For me, translation, and specifically translation from Yiddish to English, is a way to make knowable and shared what otherwise would remain separate. By translation I don’t mean erasure, but specificity. Regardless of linguality or fluency, we each have our own languages and stories and histories, our own internal set of references against which we measure the life that moves through us, and the challenge of trying to make those comprehensible to others, or of not trying. Without that, why have poems or poetry? Neutrality is not the answer. In fact it’s toxic, and it’s not even real.

Northampton, Massachusetts

[1] Today I’m using Standard American English prose as a tool to allow you, reader, access to my struggles with Yiddish poetry in translation. It’s frustrating that I have to use a language that is not my native ancestral tongue—nor, likely, is it yours—to convey something about Yiddish to you and to myself (though I’m thrilled that we do share a language at all). It’s frustrating that non-standard English is unofficial, without institutional support or sanction. (But that’s its power too. Would you or I deem to be part of the club that would have us?
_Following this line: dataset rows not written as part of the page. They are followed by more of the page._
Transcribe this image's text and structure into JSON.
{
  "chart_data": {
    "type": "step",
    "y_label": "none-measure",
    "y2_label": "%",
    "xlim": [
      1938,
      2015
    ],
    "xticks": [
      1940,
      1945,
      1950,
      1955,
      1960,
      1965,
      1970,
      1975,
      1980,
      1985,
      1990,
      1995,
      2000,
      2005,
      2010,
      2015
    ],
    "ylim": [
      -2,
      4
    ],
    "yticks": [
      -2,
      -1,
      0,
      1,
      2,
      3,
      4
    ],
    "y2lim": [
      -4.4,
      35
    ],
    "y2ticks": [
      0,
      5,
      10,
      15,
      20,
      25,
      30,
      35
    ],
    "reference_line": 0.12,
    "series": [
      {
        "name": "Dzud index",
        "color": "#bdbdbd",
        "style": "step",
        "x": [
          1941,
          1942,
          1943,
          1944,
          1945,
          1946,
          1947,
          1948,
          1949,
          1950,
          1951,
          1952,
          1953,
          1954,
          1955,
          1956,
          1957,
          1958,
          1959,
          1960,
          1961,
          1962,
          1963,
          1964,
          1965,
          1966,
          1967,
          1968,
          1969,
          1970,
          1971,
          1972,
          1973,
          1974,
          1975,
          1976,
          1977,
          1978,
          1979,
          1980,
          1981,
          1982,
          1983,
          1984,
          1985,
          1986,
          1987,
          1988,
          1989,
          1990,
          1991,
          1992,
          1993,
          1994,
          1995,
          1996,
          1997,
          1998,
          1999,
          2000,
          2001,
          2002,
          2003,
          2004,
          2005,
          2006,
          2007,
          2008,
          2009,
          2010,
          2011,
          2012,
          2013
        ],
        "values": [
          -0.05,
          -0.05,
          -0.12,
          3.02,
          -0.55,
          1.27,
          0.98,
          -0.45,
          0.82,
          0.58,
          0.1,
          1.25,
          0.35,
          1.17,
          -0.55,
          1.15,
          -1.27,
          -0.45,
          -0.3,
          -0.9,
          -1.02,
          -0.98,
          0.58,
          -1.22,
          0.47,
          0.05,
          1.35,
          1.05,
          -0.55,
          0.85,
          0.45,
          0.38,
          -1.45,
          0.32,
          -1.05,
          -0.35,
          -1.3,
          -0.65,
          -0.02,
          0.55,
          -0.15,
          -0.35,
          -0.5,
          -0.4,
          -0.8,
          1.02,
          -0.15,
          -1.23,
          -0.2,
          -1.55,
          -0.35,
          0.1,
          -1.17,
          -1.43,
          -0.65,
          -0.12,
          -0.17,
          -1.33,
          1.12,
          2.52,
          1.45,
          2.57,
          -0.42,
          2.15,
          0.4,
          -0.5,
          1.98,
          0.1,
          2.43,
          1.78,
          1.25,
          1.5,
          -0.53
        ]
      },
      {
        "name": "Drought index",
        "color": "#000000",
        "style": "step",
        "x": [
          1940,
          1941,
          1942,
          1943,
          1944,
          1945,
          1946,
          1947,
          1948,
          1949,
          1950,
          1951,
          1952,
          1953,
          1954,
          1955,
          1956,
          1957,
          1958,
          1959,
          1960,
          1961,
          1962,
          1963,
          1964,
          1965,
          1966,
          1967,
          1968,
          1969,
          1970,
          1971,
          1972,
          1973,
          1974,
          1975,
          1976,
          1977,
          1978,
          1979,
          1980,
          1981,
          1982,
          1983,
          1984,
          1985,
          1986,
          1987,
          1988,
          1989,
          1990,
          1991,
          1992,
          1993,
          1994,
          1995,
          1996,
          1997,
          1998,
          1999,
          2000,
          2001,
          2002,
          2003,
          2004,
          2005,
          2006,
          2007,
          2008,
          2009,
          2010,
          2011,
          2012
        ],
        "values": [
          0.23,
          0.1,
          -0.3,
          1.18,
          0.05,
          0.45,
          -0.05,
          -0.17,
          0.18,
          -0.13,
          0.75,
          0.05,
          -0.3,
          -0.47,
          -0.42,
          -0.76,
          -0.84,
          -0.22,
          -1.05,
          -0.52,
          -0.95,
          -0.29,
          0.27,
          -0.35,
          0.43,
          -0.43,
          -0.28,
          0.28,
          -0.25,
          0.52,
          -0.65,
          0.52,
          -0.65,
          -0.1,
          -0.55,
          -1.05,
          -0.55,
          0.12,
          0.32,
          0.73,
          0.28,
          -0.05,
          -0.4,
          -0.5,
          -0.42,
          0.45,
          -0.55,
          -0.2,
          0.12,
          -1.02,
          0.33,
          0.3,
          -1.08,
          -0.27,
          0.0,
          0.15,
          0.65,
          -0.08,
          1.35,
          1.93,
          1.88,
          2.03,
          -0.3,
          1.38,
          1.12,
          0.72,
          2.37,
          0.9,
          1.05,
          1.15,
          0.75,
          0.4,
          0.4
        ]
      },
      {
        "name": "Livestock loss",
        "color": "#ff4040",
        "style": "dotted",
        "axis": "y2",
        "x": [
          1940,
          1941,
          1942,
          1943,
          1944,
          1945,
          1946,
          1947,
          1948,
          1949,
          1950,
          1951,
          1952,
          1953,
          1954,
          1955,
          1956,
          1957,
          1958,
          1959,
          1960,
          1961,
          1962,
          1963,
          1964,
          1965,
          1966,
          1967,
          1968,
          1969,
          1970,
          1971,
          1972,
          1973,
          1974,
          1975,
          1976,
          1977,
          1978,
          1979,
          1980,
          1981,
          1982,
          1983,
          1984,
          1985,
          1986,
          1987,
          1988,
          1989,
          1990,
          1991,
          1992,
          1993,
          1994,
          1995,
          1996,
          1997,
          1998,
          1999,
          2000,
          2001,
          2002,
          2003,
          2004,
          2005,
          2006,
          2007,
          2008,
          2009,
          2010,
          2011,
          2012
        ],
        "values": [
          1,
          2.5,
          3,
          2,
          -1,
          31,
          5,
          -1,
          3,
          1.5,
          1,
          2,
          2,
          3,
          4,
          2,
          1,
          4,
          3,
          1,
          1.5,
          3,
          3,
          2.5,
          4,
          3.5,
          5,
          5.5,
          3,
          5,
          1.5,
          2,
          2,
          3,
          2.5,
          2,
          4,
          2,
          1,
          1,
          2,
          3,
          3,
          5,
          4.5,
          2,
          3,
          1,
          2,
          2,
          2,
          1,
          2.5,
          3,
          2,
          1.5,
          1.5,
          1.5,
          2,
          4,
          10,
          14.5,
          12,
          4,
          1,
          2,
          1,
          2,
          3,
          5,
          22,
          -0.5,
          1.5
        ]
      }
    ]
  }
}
Well of course lots of Americans must, in order to survive.) So let’s agree that English and whiteness and colonization style themselves neutral, when in fact they’re dangerous. And that for the sake of getting to Yiddish poetry today, we will leave our larger critique of that supposed neutrality for tomorrow.

[2] Kitaj was born in Ohio and died in Los Angeles, though he lived in England for much of his life, thus making himself an exile from the land of his own birth as well.


Dade Lemanski lives in western Massachusetts. She teaches teenagers, hikes, and works as the copyeditor of In geveb, a new digital journal of Yiddish studies.